One of the biggest puzzles of the Pandemic has been why the majority of people infected with coronavirus have no symptoms whatsoever, whilst others become gravely ill and die. A study in Nature of more than 2,200 intensive care patients has identified specific genes that may hold the answer. They make some people more susceptible to severe Covid-19 symptoms. The findings shed light on where the immune system goes wrong, which could help identify new treatments.
These will continue to be needed even though vaccines are being developed, says Dr Kenneth Baillie, a consultant in medicine at the Royal Infirmary in Edinburgh, who led the Genomicc project. “Vaccines should drastically decrease the numbers of covid cases, but it’s likely doctors will still be treating the disease in intensive care for a number of years around the world, so there is an urgent need to find new treatments.”
Scientists looked at the DNA of patients in more than 200 intensive care units in UK hospitals. They scanned each person’s genes, which contain the instructions for every biological process – including how to fight a virus. Their genomes were then compared with the DNA of healthy people to pinpoint any genetic differences, and a number were found – the first in a gene called TYK2. “It is part of the system that makes your immune cells more angry, and more inflammatory,” explained Dr Baillie. But if the gene is faulty, this immune response can go into overdrive, putting patients at risk of damaging lung inflammation.

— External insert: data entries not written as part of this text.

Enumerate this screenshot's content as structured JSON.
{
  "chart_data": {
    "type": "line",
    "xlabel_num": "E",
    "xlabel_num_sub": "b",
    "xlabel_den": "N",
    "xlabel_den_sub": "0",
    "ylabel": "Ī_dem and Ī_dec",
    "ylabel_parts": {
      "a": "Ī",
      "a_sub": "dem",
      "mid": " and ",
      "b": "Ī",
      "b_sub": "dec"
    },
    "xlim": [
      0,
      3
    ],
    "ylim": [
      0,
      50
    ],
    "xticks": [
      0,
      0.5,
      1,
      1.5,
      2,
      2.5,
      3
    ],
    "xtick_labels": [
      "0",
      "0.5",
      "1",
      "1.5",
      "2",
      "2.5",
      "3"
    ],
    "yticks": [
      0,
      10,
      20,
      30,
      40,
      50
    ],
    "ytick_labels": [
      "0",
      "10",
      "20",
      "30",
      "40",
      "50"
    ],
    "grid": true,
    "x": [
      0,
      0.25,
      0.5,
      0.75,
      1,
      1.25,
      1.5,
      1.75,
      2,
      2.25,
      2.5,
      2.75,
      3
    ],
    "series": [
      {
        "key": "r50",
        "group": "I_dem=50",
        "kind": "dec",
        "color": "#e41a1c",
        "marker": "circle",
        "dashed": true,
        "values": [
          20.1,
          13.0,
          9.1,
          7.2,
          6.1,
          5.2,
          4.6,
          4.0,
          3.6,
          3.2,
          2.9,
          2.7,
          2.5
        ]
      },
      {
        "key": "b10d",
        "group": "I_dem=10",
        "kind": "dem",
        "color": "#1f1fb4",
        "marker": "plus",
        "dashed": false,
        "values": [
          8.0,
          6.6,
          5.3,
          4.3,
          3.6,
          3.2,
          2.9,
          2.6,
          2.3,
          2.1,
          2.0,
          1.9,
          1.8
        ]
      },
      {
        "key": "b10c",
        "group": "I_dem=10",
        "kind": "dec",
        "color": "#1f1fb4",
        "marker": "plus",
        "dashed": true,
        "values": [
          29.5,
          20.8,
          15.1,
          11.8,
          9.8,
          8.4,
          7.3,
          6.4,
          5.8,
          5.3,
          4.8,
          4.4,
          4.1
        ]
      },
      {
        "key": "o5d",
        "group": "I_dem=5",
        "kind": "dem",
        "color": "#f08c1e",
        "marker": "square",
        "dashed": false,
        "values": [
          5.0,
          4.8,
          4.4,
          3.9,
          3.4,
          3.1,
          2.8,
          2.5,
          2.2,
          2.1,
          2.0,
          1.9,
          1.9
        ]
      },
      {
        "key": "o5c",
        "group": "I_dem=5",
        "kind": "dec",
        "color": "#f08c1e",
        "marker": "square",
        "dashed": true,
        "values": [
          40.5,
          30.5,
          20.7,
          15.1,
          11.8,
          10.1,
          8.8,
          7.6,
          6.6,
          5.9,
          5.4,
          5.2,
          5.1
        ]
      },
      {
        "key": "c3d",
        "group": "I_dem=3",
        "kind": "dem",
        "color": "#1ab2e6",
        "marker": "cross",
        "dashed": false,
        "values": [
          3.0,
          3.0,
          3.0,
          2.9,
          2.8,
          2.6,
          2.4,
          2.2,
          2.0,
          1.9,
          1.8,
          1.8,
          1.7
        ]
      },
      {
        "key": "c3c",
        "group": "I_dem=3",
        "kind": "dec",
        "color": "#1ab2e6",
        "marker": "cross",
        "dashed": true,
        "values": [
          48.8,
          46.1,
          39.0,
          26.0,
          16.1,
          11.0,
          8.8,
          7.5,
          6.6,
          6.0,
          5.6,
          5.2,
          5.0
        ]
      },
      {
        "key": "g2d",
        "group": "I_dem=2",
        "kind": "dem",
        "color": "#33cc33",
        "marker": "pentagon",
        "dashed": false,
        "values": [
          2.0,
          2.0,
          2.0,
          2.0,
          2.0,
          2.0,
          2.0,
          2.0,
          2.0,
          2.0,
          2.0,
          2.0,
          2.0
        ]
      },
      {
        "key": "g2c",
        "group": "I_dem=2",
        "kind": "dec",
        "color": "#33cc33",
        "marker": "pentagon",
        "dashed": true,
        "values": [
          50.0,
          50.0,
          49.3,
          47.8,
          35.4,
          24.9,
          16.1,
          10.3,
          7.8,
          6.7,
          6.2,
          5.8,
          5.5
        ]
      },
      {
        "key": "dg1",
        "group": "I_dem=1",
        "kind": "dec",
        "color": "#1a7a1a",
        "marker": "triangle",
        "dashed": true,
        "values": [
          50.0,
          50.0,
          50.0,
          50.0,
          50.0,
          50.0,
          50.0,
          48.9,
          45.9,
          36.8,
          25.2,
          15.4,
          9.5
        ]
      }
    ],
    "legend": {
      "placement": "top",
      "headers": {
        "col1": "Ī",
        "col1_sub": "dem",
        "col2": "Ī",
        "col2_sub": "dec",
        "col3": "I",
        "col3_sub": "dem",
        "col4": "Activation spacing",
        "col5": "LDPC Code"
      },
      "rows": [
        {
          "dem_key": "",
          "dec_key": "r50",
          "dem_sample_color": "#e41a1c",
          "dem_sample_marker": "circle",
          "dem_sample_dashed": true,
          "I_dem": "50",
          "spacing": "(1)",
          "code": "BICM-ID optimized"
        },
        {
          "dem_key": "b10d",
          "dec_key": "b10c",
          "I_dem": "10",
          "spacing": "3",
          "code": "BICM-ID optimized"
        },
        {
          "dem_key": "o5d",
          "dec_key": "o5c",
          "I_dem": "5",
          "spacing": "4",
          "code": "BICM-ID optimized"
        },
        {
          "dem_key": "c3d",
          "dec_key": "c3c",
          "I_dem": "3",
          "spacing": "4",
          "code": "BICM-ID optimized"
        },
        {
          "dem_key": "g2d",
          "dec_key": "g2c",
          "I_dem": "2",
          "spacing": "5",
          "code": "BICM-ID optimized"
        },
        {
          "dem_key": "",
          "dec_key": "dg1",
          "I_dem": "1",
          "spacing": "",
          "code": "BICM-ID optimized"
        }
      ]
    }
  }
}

But the genome still holds some mysteries. The Genomic study – and several others – has revealed a cluster of genes on chromosome 3 strongly linked to severe symptoms. However, the biology underpinning this is not yet understood. More patients will now be asked to take part in this research. click full source
Right at the start of the pandemic, I always thought there had to be some genetic reason why most people were unaffected and others became so ill, particularly the elderly with comorbidities and poor immune systems. Now we know, but there is a long way to go in fully understanding the reasons why.